He also opposes changes GOP lawmakers made to DNA legislation
Madison — Attorney General J.B. Van Hollen joined other law enforcement officials Monday in calling on Gov. Scott Walker to veto a budget provision that would allow those accused of crimes to post bail through commercial bondsmen and let bounty hunters track down those who don’t show up for court.
“I’m opposed to it, always have been,” Van Hollen said in an interview. “If it’s not broken, why are we passing legislation to fix it?”
Van Hollen — like Walker, a Republican — said he also opposes changes GOP lawmakers made to a plan to take DNA from those accused of felonies when they are arrested, rather than when they are convicted.
With the legislators’ changes, DNA could be taken at arrest but couldn’t be analyzed in most cases until a judge found there was probable cause to suspect the defendants committed crimes. That would create difficulties for law enforcement officials as they try to determine when samples can be analyzed, Van Hollen said.
Van Hollen talked to Walker about the provision Monday but said he did not know what the governor would do. Walker has broad powers to veto provisions of the budget and has said he will issue any vetoes by Sunday.
A spokesman for Walker declined to say how the governor would act on those issues.
Assembly Speaker Robin Vos (R-Rochester) said he had not heard from Van Hollen about his concerns during the budget process.
“Considering the fact that it’s a Monday, it sounds like he’s attempting to play Monday morning quarterback,” Vos said of Van Hollen. “To now engage only at the end is disappointing.”
Until Monday, Van Hollen had repeatedly refrained from publicly saying whether he supported the bail bond proposal, which the Legislature’s Joint Finance Committee tucked into the budget earlier this month.
Judges, clerks of courts, sheriffs and others in the legal community have nearly universally opposed the plan. A few, such as Milwaukee County Sheriff David A. Clarke Jr., have spoken in favor of commercial bail bonds.
For more than three decades, defendants in Wisconsin have had to post their full bail to get out of jail while awaiting trial. Under the budget provision, they could pay a fee of up to 10% of their bail amount to a company that would promise to pay counties the full amount if defendants didn’t show up for court.
The bail bondsmen would have arrest powers to track down those who abscond.
The system would be in effect in five counties — Dane, Kenosha, Milwaukee, Racine and Waukesha. After five years, the system would automatically expand statewide.
Current system backed
Van Hollen said the current system works well and he is concerned about letting offenders get out of jail more easily by having them post one-tenth as much bail as they do now. What’s more, the courts and victims could lose out on millions of dollars a year, he said.
Now, when defendants meet the terms of their bail but are convicted, their bail money first goes to pay court costs and victim restitution. That totaled $9.5 million in 2012, according to court records.
“It’s money in the hand that doesn’t have to be collected,” Van Hollen said.
Under a commercial bail bond system, counties would have to seek money from those who are found guilty to pay court costs and restitution. That can be time consuming and yield unsatisfactory results, according to opponents of commercial bail bond.
Supporters of the budget provision say they believe more defendants will show up for court, making the court system more efficient. They note the purpose of bail is to ensure people do that, not to set aside money to run the courts.
Two years ago, lawmakers put a similar bail bonds provision in the state budget. Walker vetoed the measure then, writing that he agreed with the idea but felt there had not been “sufficient time to properly evaluate the proposal and to plan for appropriate regulation of this industry.”

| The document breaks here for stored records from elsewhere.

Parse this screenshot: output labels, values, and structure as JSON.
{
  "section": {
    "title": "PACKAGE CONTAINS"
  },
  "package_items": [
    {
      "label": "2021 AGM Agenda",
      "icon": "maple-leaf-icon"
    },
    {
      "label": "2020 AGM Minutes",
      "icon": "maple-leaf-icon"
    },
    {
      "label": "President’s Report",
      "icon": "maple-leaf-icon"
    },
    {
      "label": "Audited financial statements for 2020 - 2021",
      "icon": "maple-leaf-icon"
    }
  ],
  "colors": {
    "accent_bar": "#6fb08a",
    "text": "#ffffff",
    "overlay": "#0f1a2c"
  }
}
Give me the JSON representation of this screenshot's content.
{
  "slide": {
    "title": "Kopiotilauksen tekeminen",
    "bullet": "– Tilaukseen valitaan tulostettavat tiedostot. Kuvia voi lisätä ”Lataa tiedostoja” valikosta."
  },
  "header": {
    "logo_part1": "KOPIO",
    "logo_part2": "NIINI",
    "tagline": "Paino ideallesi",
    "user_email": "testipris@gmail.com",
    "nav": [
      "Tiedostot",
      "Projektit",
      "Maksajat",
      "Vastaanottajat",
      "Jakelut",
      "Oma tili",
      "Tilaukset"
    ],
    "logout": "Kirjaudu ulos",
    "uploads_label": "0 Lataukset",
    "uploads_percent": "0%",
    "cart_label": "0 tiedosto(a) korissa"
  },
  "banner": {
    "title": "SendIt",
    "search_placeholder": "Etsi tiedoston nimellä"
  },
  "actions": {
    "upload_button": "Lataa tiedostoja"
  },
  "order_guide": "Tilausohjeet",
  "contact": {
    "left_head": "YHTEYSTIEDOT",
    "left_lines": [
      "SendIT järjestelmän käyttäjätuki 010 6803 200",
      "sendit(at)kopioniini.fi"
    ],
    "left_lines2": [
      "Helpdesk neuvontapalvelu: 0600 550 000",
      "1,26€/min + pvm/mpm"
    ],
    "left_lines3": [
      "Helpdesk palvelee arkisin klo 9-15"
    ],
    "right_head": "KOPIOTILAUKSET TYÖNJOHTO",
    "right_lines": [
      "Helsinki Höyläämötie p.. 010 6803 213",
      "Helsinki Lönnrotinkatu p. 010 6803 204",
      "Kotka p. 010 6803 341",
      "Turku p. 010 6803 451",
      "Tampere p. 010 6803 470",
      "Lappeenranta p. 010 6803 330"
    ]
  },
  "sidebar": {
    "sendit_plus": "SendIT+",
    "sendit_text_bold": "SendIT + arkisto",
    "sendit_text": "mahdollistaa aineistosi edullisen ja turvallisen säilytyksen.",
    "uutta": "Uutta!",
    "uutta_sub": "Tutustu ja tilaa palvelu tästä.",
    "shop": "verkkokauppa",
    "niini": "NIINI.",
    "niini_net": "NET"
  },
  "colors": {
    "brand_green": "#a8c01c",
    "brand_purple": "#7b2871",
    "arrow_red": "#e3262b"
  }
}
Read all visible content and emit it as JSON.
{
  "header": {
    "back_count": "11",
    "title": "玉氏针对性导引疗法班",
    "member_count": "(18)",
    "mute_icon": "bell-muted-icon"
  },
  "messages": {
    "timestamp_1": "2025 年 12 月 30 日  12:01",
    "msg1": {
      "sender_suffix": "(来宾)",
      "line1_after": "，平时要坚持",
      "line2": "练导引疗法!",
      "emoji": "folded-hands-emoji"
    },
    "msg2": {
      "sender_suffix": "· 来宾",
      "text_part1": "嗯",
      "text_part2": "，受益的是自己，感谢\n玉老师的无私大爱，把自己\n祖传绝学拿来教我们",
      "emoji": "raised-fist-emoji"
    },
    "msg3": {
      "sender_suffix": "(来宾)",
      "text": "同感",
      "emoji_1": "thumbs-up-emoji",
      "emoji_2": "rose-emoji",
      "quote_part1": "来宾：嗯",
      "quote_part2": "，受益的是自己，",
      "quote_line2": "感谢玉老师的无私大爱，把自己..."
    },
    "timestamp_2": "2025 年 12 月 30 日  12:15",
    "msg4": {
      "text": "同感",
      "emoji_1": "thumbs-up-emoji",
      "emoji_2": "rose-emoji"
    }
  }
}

As for the DNA-collection issue, Van Hollen and Walker had put together a plan that would allow law enforcement to take DNA from felony suspects when they are arrested, rather than when they are convicted, as now occurs.
Some legislators opposed the idea of collecting DNA from those who haven’t been found guilty of a crime, let alone charged. They changed the proposal to say the DNA samples could not be forwarded to the state Department of Justice or analyzed unless: the arrest was made with a warrant; a judge had determined there was probable cause to believe the suspect had committed a felony; or the defendant had waived or failed to show up for the initial appearance or preliminary examination.
Samples that had not been forwarded to DOJ within a year would have to be destroyed. Vos said the changes added due process protections that are in the mainstream.
Van Hollen said he and his staff had spent a long time on the plan, only to see legislators modify it during an overnight committee meeting. The result “left some holes in the program,” he said.
He said the adjustments by lawmakers had created potential problems for police, who would have to determine when each DNA sample could be sent to the state for analysis.
“It adds to the confusion,” Van Hollen said. “It certainly doesn’t add to the protections.”
Lawmakers made their changes less than 48 hours after the U.S. Supreme Court ruled 5-4 that Maryland’s system of taking DNA at arrest passed constitutional muster. Van Hollen said he was confident his proposal also was constitutional.